Toutefois, Taieb Hafsi et Christiane Demers soulèvent la question des conséquences psychologiques des changements apportes. Ils écrivent ceci : « Ce qui a probablement manqué le plus au processus de changement, c’est justement une certaine sensibilité aux coûts du changement pour les personnes. Les employés ne subissaient pas de dommages matériels, puisqu’ils ne perdaient pas leurs emplois, mais les dommages psychologiques ont été très importants. »

L’ampleur du changement, son rythme, son application ont été perçus par les employés comme un acte d’agression, d’où la résistance et la non-coopération. « Dans l’esprit des dirigeants, mentionne Christiane Demers, le fait que les employés ne perdaient pas leurs emplois était garant de la dimension humaine des actions entreprises. »

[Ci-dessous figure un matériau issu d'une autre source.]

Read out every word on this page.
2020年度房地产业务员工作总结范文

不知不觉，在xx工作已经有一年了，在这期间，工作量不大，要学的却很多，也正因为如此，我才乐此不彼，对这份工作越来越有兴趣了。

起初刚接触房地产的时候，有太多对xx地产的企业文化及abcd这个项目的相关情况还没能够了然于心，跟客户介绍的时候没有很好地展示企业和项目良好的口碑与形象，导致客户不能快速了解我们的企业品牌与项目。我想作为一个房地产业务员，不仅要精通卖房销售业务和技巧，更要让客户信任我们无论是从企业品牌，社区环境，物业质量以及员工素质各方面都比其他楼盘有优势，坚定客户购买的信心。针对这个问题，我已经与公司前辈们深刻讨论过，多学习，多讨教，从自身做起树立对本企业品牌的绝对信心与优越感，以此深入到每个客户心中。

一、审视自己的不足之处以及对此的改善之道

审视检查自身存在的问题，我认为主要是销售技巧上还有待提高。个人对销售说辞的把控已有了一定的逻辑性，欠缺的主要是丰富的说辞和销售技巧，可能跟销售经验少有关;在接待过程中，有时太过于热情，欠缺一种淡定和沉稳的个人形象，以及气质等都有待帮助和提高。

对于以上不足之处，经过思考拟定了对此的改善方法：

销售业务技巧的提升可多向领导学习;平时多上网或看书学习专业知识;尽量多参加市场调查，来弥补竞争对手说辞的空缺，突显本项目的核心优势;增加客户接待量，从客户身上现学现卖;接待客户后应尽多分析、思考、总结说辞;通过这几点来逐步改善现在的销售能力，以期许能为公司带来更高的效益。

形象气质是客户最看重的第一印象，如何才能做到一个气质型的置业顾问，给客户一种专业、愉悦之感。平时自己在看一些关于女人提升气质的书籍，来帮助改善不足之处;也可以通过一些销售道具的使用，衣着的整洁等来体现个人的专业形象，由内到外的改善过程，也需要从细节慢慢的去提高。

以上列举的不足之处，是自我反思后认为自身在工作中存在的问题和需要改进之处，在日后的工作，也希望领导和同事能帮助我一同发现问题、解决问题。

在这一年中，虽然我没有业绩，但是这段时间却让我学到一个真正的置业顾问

Cependant, cette garantie n’a pas été perçue par beaucoup d’employés comme une action humanitaire suffisante. La perte de son poste, du sentiment d’identification à sa fonction et à l’entreprise, le sentiment d’une absence de considération et de réconfort face aux difficultés des employés ont été perçus comme une trahison. Des lors, l’opposition à l’egard des méthodes utilisées pour gérer le changement en est venue à une résistance face au changement lui-même. «… Lorsque les personnes ne se sentent pas valorisées par un processus de changement, elles le considèrent comme étranger et ne lui apportent aucun soutien », écrivent les chercheurs.

Les années à venir
Et l’avenir ? Auparavant, Hydro-Québec était une légende. II était envoûtant d’y travailler. Aujourd’hui, la cote d’amour des Québécois à son égard est en baisse. Plusieurs employés ont confié aux auteurs leur morosité face à ce qu’est devenue l’entreprise. De symbole du renouveau québécois, elle est devenue une simple entreprise de service public comme les autres. II ne s’agit pas de faire une croix sur le passé, de banaliser les événements de la décennie 80. Bien au contraire, ce serait la pire erreur à faire.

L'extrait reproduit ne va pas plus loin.